Читать книгу Und ich immer dazwischen - Josef Franz Kaspar - Страница 7
ОглавлениеDer Zweifel ist`s, der Gutes böse macht. (Goethe, Iphigenie auf Tauris)
Die Zukunft hat begonnen
„Alles Gute zum Geburtstag, Seppl!“
Diese Stimme kommt aus dem Fernsehgerät, und die Person, die sich auf dem Bildschirm bewegt, hat sich seit fünfundvierzig Jahren nicht verändert. Freudentränen füllen meine Augen:
„Danke Mama! Schön, dass du daran gedacht hast. Wie geht es dir und Papa?“
Keine Antwort. Der Film steht, zeigt nur noch ein Bild von meiner Mutter. Sie kann nicht antworten, denn sie existiert nicht. Sie ist nur ein digitales Hologramm, das von meinen Super-8-Filmen angefertigt wurde.

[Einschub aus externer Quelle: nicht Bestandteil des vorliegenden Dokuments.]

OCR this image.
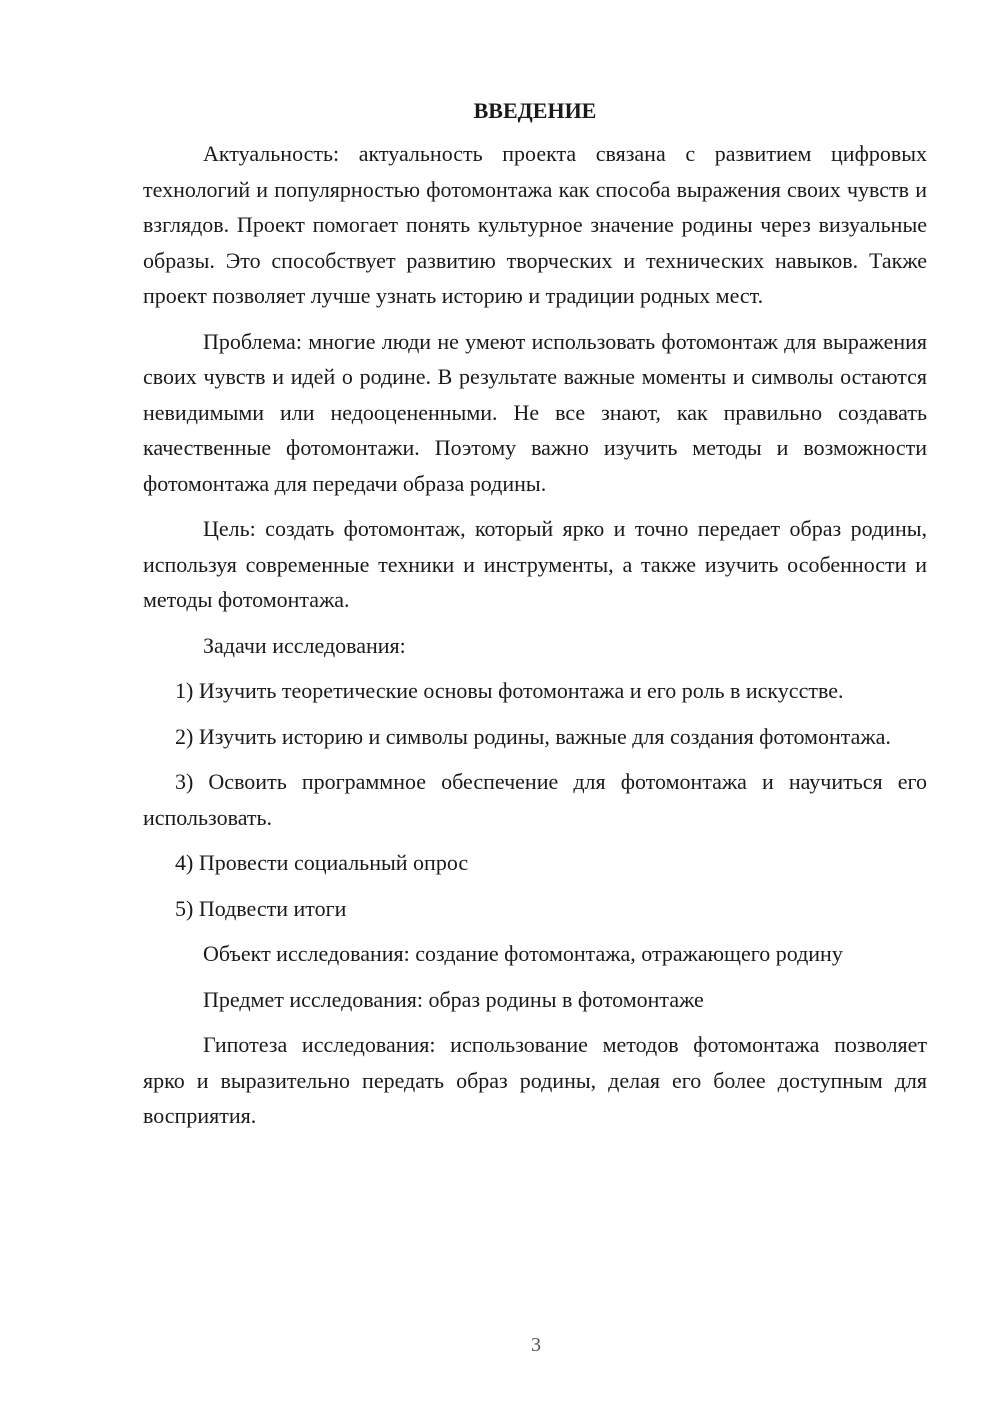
ВВЕДЕНИЕ

Актуальность: актуальность проекта связана с развитием цифровых технологий и популярностью фотомонтажа как способа выражения своих чувств и взглядов. Проект помогает понять культурное значение родины через визуальные образы. Это способствует развитию творческих и технических навыков. Также проект позволяет лучше узнать историю и традиции родных мест.

Проблема: многие люди не умеют использовать фотомонтаж для выражения своих чувств и идей о родине. В результате важные моменты и символы остаются невидимыми или недооцененными. Не все знают, как правильно создавать качественные фотомонтажи. Поэтому важно изучить методы и возможности фотомонтажа для передачи образа родины.

Цель: создать фотомонтаж, который ярко и точно передает образ родины, используя современные техники и инструменты, а также изучить особенности и методы фотомонтажа.

Задачи исследования:

1) Изучить теоретические основы фотомонтажа и его роль в искусстве.

2) Изучить историю и символы родины, важные для создания фотомонтажа.

3) Освоить программное обеспечение для фотомонтажа и научиться его использовать.

4) Провести социальный опрос

5) Подвести итоги

Объект исследования: создание фотомонтажа, отражающего родину

Предмет исследования: образ родины в фотомонтаже

Гипотеза исследования: использование методов фотомонтажа позволяет ярко и выразительно передать образ родины, делая его более доступным для восприятия.

3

Heute Nachmittag hatte ich mir einige meiner alten Filme über den rasselnden alten Filmprojektor angeschaut. Eine kurze Sequenz aus der Weihnachtszeit 1975. Meine Mutter und mein Vater sitzen fast unbeweglich auf dem alten Sofa, als würden sie fotografiert. Eine Hand meiner Mutter bewegt sich zu ihrer Nase und mein Vater zieht genüsslich an einer Zigarette. Neben dem Sofa steht der Christbaum, der wirkt, als spiele er die Hauptrolle in dieser Szene, umgeben von einer einfachen, düster wirkenden Wohnungseinrichtung in den Farben dunkelbraun bis beige, eingezwängt in enge Raumverhältnisse. Alles ist plötzlich so gegenwärtig.
„Ich möchte euch für alles danken, was ihr für mich getan habt“
liegt mir auf den Lippen. Was würde ich dafür geben, meinen Eltern das Leben angenehmer zu gestalten, ihnen den einen oder anderen Wunsch zu erfüllen.
„Ich bin wieder in eurer Nähe, habe ein Haus in Bodenmais. Ich komme euch morgen abholen und dann koche ich für euch. Ja, ich kann inzwischen kochen, auch wenn ihr das nicht glaubt. Für Papa mache ich einen Schweinebraten, der ihm bestimmt schmecken wird. Mama, ich weiß, dein Schweinebraten ist unübertrefflich. Gut, dann koche ich etwas, das ihr noch nie gegessen habt: Paella mit Garnelen. Mama, du brauchst dich um Küche und Abwasch nicht zu kümmern. Ich habe eine Spülmaschine. Kennst du nicht? Ich zeige sie dir und erkläre dir alles. Ihr könnt auch hier in meinem Haus in meiner Ferienwohnung übernachten, und wenn sie euch gefällt, könnt ihr sogar hier einziehen. Schade, dass ihr zu meinem siebzigsten Geburtstag nicht dabei sein konntet. Alle waren da: Ida, Kathi, Annerl, Rosi, Waldemar. Bis auf Fritz, der leider nicht mehr lebt, und Anna, die, wie ihr wisst, weit weg in Amerika lebt. Ida hat sogar eine Geburtstagsrede gehalten; das hat es noch nie gegeben. Und Waldemar hat mit seiner Band den Abend musikalisch gestaltet.“
Wenn ich meine Super-8-Filme digitalisieren lasse, könnte man dann von einigen Ausschnitten digitale Hologramme herstellen. Bevorzugt von den Personen, die nicht mehr am Leben sind. Sie könnten digital weiterleben, praktisch digital unsterblich werden.
Machbar ist es schon heute. Für manche Menschen ein Traum, für andere ein Alptraum. Leben und Vergänglichkeit wird damit in Frage gestellt, der Schizophrenie Tür und Tor geöffnet. Würden damit Erinnerungen zerstört oder wieder aufgefrischt? Ist die Grenze zwischen Realität und Illusion noch nachvollziehbar? Ich weiß es nicht, denn ich bin gespalten.